Disentangling Folding from Energetic Traps in Simulations of Disordered Proteins

Protein conformational heterogeneity plays an essential role in a myriad of different biological processes. Extensive conformational heterogeneity is especially characteristic of intrinsically disordered proteins and protein regions (collectively IDRs), which lack a well-defined three-dimensional structure and instead rapidly exchange between a diverse ensemble of configurations. An emerging paradigm recognizes that the conformational biases encoded in IDR ensembles can play a central role in their biological function, necessitating understanding these sequence-ensemble relations. All-atom simulations have provided critical insight into our modern understanding of the solution behavior of IDRs. However, effectively exploring the accessible conformational space associated with large, heterogeneous ensembles is challenging.
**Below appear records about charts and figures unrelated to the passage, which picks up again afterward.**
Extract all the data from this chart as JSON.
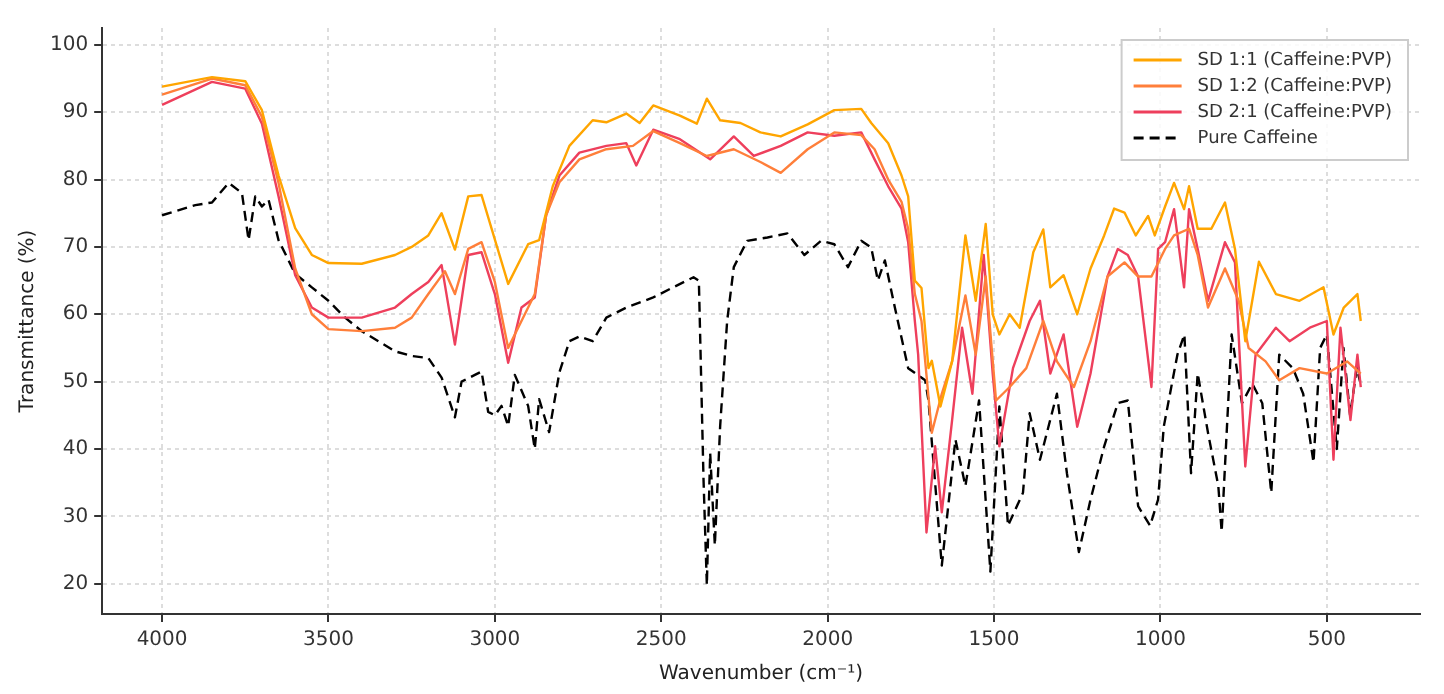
{
  "chart_data": {
    "type": "line",
    "xlabel": "Wavenumber (cm⁻¹)",
    "ylabel": "Transmittance (%)",
    "xlim": [
      4180,
      220
    ],
    "xticks": [
      4000,
      3500,
      3000,
      2500,
      2000,
      1500,
      1000,
      500
    ],
    "ylim": [
      15.5,
      102.5
    ],
    "yticks": [
      20,
      30,
      40,
      50,
      60,
      70,
      80,
      90,
      100
    ],
    "grid": true,
    "legend": "top right",
    "series": [
      {
        "name": "SD 1:1 (Caffeine:PVP)",
        "color": "#ffa500",
        "line_style": "solid",
        "x": [
          4000,
          3850,
          3750,
          3700,
          3650,
          3600,
          3550,
          3500,
          3400,
          3300,
          3250,
          3200,
          3160,
          3120,
          3080,
          3040,
          2960,
          2900,
          2867,
          2826,
          2776,
          2706,
          2665,
          2605,
          2565,
          2524,
          2444,
          2393,
          2363,
          2323,
          2262,
          2202,
          2141,
          2060,
          1980,
          1899,
          1869,
          1818,
          1778,
          1758,
          1738,
          1718,
          1697,
          1687,
          1661,
          1626,
          1586,
          1555,
          1525,
          1504,
          1484,
          1453,
          1423,
          1382,
          1352,
          1331,
          1291,
          1250,
          1210,
          1169,
          1139,
          1108,
          1074,
          1037,
          1017,
          986,
          959,
          929,
          914,
          888,
          847,
          806,
          776,
          745,
          704,
          653,
          582,
          510,
          480,
          449,
          408,
          398
        ],
        "values": [
          93.8,
          95.2,
          94.6,
          90.3,
          80.6,
          72.8,
          68.8,
          67.6,
          67.5,
          68.8,
          70,
          71.7,
          75,
          69.6,
          77.5,
          77.7,
          64.5,
          70.4,
          71,
          79,
          85,
          88.8,
          88.5,
          89.8,
          88.4,
          91,
          89.5,
          88.3,
          92,
          88.8,
          88.4,
          87,
          86.4,
          88.2,
          90.3,
          90.5,
          88.4,
          85.4,
          80.6,
          77.5,
          65,
          63.9,
          52,
          53.1,
          46.3,
          53,
          71.7,
          62,
          73.4,
          60,
          57,
          60,
          58,
          69.2,
          72.6,
          64,
          65.8,
          60,
          66.8,
          71.7,
          75.7,
          75.1,
          71.7,
          74.6,
          71.7,
          76,
          79.5,
          75.6,
          79,
          72.7,
          72.7,
          76.6,
          69.7,
          56,
          67.8,
          63,
          62,
          64,
          57,
          61,
          63,
          59
        ]
      },
      {
        "name": "SD 1:2 (Caffeine:PVP)",
        "color": "#ff7f3a",
        "line_style": "solid",
        "x": [
          4000,
          3850,
          3750,
          3700,
          3650,
          3600,
          3550,
          3500,
          3400,
          3300,
          3250,
          3200,
          3150,
          3120,
          3080,
          3040,
          3000,
          2960,
          2920,
          2880,
          2846,
          2806,
          2746,
          2665,
          2585,
          2524,
          2444,
          2363,
          2282,
          2202,
          2141,
          2060,
          1980,
          1899,
          1859,
          1818,
          1778,
          1758,
          1738,
          1718,
          1687,
          1657,
          1626,
          1586,
          1555,
          1525,
          1494,
          1453,
          1403,
          1352,
          1311,
          1260,
          1210,
          1159,
          1108,
          1067,
          1027,
          986,
          959,
          914,
          888,
          857,
          806,
          765,
          735,
          684,
          643,
          582,
          500,
          439,
          398
        ],
        "values": [
          92.6,
          95,
          94,
          89.3,
          79.5,
          66.8,
          60,
          57.8,
          57.5,
          58,
          59.5,
          63,
          66.4,
          63,
          69.7,
          70.7,
          64.8,
          55,
          59,
          63,
          74.7,
          79.6,
          83,
          84.5,
          85,
          87.2,
          85.4,
          83.5,
          84.5,
          82.6,
          81,
          84.5,
          87,
          86.6,
          84.5,
          80,
          76.7,
          72.7,
          63,
          59,
          42.4,
          48.2,
          53,
          62.8,
          54,
          65.6,
          47.2,
          49.2,
          52,
          59,
          53,
          49.2,
          56,
          65.6,
          67.7,
          65.6,
          65.6,
          69.7,
          71.7,
          72.7,
          68.8,
          61,
          66.8,
          62,
          55,
          53,
          50.2,
          52,
          51.2,
          53,
          51.2
        ]
      },
      {
        "name": "SD 2:1 (Caffeine:PVP)",
        "color": "#ee3f5c",
        "line_style": "solid",
        "x": [
          4000,
          3850,
          3750,
          3700,
          3650,
          3600,
          3550,
          3500,
          3400,
          3300,
          3250,
          3200,
          3160,
          3120,
          3080,
          3040,
          3000,
          2960,
          2920,
          2880,
          2846,
          2806,
          2746,
          2665,
          2605,
          2575,
          2524,
          2444,
          2353,
          2282,
          2222,
          2141,
          2060,
          1980,
          1899,
          1859,
          1818,
          1778,
          1758,
          1738,
          1728,
          1703,
          1677,
          1657,
          1626,
          1596,
          1565,
          1531,
          1504,
          1484,
          1443,
          1393,
          1362,
          1331,
          1291,
          1250,
          1210,
          1159,
          1128,
          1098,
          1067,
          1027,
          1007,
          986,
          959,
          929,
          914,
          888,
          857,
          806,
          776,
          745,
          714,
          653,
          612,
          551,
          500,
          480,
          459,
          429,
          408,
          398
        ],
        "values": [
          91.1,
          94.5,
          93.5,
          88.3,
          77.5,
          65.8,
          61,
          59.5,
          59.5,
          61,
          63,
          64.8,
          67.3,
          55.5,
          68.8,
          69.2,
          63,
          52.8,
          61,
          62.5,
          74.7,
          80.6,
          84,
          85,
          85.4,
          82.1,
          87.4,
          86,
          83,
          86.4,
          83.5,
          85,
          87,
          86.5,
          87,
          83,
          79,
          75.7,
          70.7,
          59,
          54,
          27.6,
          40.4,
          30.6,
          44.3,
          58,
          48.2,
          68.8,
          51.2,
          40.4,
          52,
          59,
          62,
          51.2,
          57,
          43.3,
          51.2,
          65.6,
          69.7,
          68.8,
          65.6,
          49.2,
          69.7,
          70.7,
          75.6,
          64,
          75.6,
          69.7,
          62,
          70.7,
          67.7,
          37.4,
          54,
          58,
          56,
          58,
          59,
          38.4,
          58,
          44.3,
          54,
          49.2
        ]
      },
      {
        "name": "Pure Caffeine",
        "color": "#000000",
        "line_style": "dashed",
        "x": [
          4000,
          3900,
          3850,
          3800,
          3760,
          3740,
          3720,
          3700,
          3680,
          3650,
          3600,
          3550,
          3500,
          3450,
          3400,
          3350,
          3300,
          3250,
          3200,
          3160,
          3120,
          3100,
          3060,
          3040,
          3020,
          3000,
          2980,
          2960,
          2940,
          2900,
          2880,
          2867,
          2837,
          2806,
          2776,
          2746,
          2706,
          2665,
          2605,
          2524,
          2464,
          2403,
          2387,
          2373,
          2363,
          2353,
          2339,
          2323,
          2302,
          2282,
          2242,
          2181,
          2121,
          2070,
          2020,
          1980,
          1939,
          1899,
          1869,
          1849,
          1828,
          1798,
          1758,
          1707,
          1697,
          1657,
          1616,
          1586,
          1545,
          1511,
          1484,
          1458,
          1413,
          1393,
          1362,
          1311,
          1281,
          1245,
          1210,
          1169,
          1128,
          1098,
          1067,
          1031,
          1007,
          990,
          949,
          928,
          908,
          888,
          857,
          826,
          816,
          786,
          755,
          724,
          694,
          667,
          643,
          602,
          571,
          540,
          520,
          500,
          470,
          450,
          430,
          410,
          400
        ],
        "values": [
          74.7,
          76.2,
          76.6,
          79.5,
          78,
          71,
          77.5,
          76,
          77,
          71,
          66,
          64,
          62,
          59.5,
          57.5,
          56,
          54.5,
          53.8,
          53.5,
          50.6,
          44.7,
          50,
          51,
          51.5,
          45.5,
          45,
          46.4,
          43.4,
          51,
          46.4,
          40,
          47.4,
          42.5,
          51.4,
          56,
          56.7,
          56,
          59.5,
          61,
          62.5,
          64,
          65.5,
          65,
          35.5,
          19.8,
          39.4,
          25.7,
          43.4,
          59,
          67,
          70.9,
          71.4,
          72,
          68.8,
          70.9,
          70.4,
          67,
          70.9,
          69.9,
          65,
          68,
          61,
          52,
          50.2,
          47.2,
          22.7,
          41.4,
          34.5,
          47.2,
          21.8,
          46.3,
          28.6,
          33.5,
          45.3,
          38.4,
          48.2,
          36.4,
          24.7,
          32.5,
          40.4,
          46.8,
          47.2,
          31.5,
          28.6,
          32.5,
          43.3,
          54,
          57,
          36.4,
          51.2,
          42.4,
          34.5,
          27.7,
          57,
          46.8,
          49.7,
          46.8,
          33.5,
          54,
          52,
          48.2,
          38,
          55,
          57,
          40,
          55,
          45,
          52,
          50
        ]
      }
    ]
  }
}
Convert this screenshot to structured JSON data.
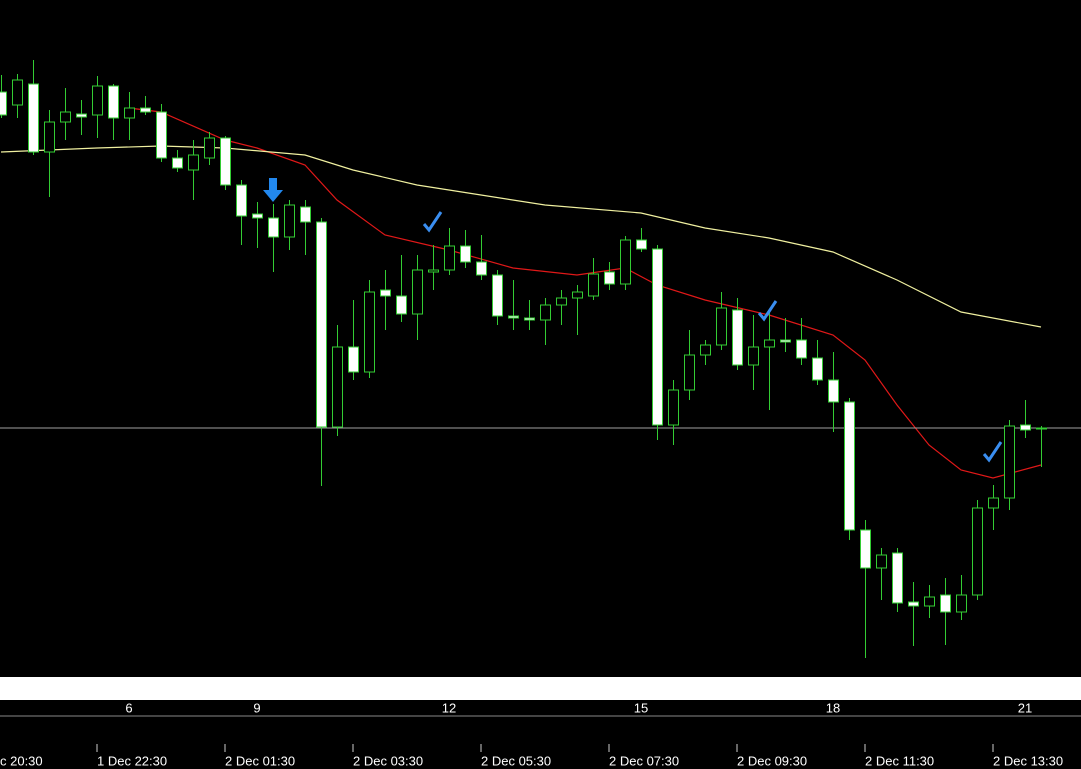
{
  "chart_data": {
    "type": "candlestick",
    "bull_fill": "#000000",
    "bear_fill": "#ffffff",
    "candle_color": "#33cc33",
    "open": [
      583,
      570,
      591,
      523,
      553,
      561,
      560,
      589,
      557,
      567,
      563,
      517,
      505,
      517,
      537,
      490,
      461,
      457,
      438,
      468,
      453,
      248,
      328,
      303,
      385,
      379,
      361,
      403,
      405,
      429,
      413,
      400,
      359,
      357,
      355,
      370,
      377,
      379,
      403,
      391,
      435,
      426,
      250,
      285,
      320,
      330,
      365,
      310,
      328,
      335,
      335,
      317,
      295,
      273,
      145,
      107,
      122,
      73,
      69,
      80,
      63,
      80,
      167,
      177,
      250,
      246
    ],
    "high": [
      600,
      601,
      615,
      565,
      587,
      575,
      599,
      591,
      583,
      579,
      571,
      525,
      535,
      543,
      539,
      495,
      473,
      471,
      475,
      475,
      457,
      350,
      375,
      395,
      405,
      420,
      420,
      430,
      447,
      445,
      440,
      405,
      395,
      375,
      377,
      385,
      390,
      417,
      413,
      439,
      447,
      430,
      295,
      345,
      335,
      383,
      377,
      360,
      363,
      357,
      357,
      335,
      323,
      277,
      155,
      127,
      127,
      93,
      90,
      97,
      100,
      175,
      190,
      255,
      275,
      249
    ],
    "low": [
      557,
      557,
      520,
      478,
      535,
      540,
      537,
      535,
      535,
      560,
      513,
      503,
      475,
      510,
      485,
      430,
      427,
      403,
      425,
      420,
      189,
      239,
      295,
      297,
      345,
      353,
      335,
      385,
      400,
      407,
      395,
      350,
      345,
      345,
      330,
      350,
      340,
      375,
      385,
      385,
      423,
      235,
      230,
      275,
      310,
      325,
      305,
      285,
      265,
      323,
      310,
      290,
      243,
      135,
      17,
      75,
      63,
      29,
      57,
      30,
      55,
      75,
      145,
      165,
      237,
      208
    ],
    "close": [
      560,
      595,
      523,
      553,
      563,
      558,
      589,
      557,
      567,
      563,
      517,
      507,
      520,
      537,
      490,
      459,
      457,
      438,
      470,
      453,
      248,
      328,
      303,
      383,
      379,
      361,
      405,
      405,
      429,
      413,
      400,
      359,
      357,
      355,
      370,
      377,
      383,
      401,
      391,
      435,
      426,
      250,
      285,
      320,
      330,
      367,
      310,
      328,
      335,
      333,
      317,
      295,
      273,
      145,
      107,
      120,
      72,
      69,
      78,
      63,
      80,
      167,
      177,
      249,
      245,
      247
    ],
    "lines": [
      {
        "color": "#e01818",
        "x": [
          8,
          10,
          14,
          16,
          19,
          21,
          24,
          28,
          32,
          36,
          39,
          41,
          44,
          48,
          52,
          54,
          56,
          58,
          60,
          62,
          65
        ],
        "values": [
          567,
          563,
          535,
          527,
          510,
          475,
          440,
          425,
          407,
          400,
          407,
          390,
          375,
          360,
          340,
          315,
          270,
          230,
          205,
          197,
          210
        ]
      },
      {
        "color": "#f0f0a0",
        "x": [
          0,
          6,
          10,
          14,
          19,
          22,
          26,
          30,
          34,
          40,
          44,
          48,
          52,
          56,
          60,
          65
        ],
        "values": [
          523,
          527,
          529,
          527,
          520,
          505,
          490,
          480,
          470,
          462,
          447,
          437,
          423,
          395,
          363,
          348
        ]
      }
    ],
    "price_line": {
      "value": 247,
      "color": "#a0a0a0"
    },
    "ylim": [
      0,
      675
    ],
    "xlim": [
      -0.0625,
      67.5
    ],
    "index_labels": [
      {
        "value": 8,
        "label": "6"
      },
      {
        "value": 16,
        "label": "9"
      },
      {
        "value": 28,
        "label": "12"
      },
      {
        "value": 40,
        "label": "15"
      },
      {
        "value": 52,
        "label": "18"
      },
      {
        "value": 64,
        "label": "21"
      }
    ],
    "time_labels": [
      {
        "value": -2,
        "label": "c 20:30"
      },
      {
        "value": 6,
        "label": "1 Dec 22:30"
      },
      {
        "value": 14,
        "label": "2 Dec 01:30"
      },
      {
        "value": 22,
        "label": "2 Dec 03:30"
      },
      {
        "value": 30,
        "label": "2 Dec 05:30"
      },
      {
        "value": 38,
        "label": "2 Dec 07:30"
      },
      {
        "value": 46,
        "label": "2 Dec 09:30"
      },
      {
        "value": 54,
        "label": "2 Dec 11:30"
      },
      {
        "value": 62,
        "label": "2 Dec 13:30"
      }
    ]
  }
}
In particular, identifying poorly sampled or energetically trapped regions of disordered proteins in simulations often relies on qualitative assessment based on visual inspection of simulations and/or analysis data. These approaches, while convenient, run the risk of masking poorly sampled simulations. In this work, we present an algorithm for quantifying per-residue local conformational heterogeneity in protein simulations. Our work builds on prior work and compares the similarity between backbone dihedral angle distributions generated from molecular simulations in a limiting polymer model and across independent all-atom simulations. In this regime, the polymer model serves as a statistical reference model for extensive conformational heterogeneity in a real chain. Quantitative comparisons of probability vectors generated from these simulations reveal the extent of conformational sampling in a simulation, enabling us to distinguish between situations in which protein regions are well-sampled, poorly sampled, or folded. To demonstrate the effectiveness of this approach, we apply our algorithm to several toy, synthetic, and biological systems. Accurately assessing local conformational sampling in simulations of IDRs will help better quantify new enhanced sampling methods, ensure force field comparisons are equivalent, and provide confidence that conclusions drawn from simulations are robust.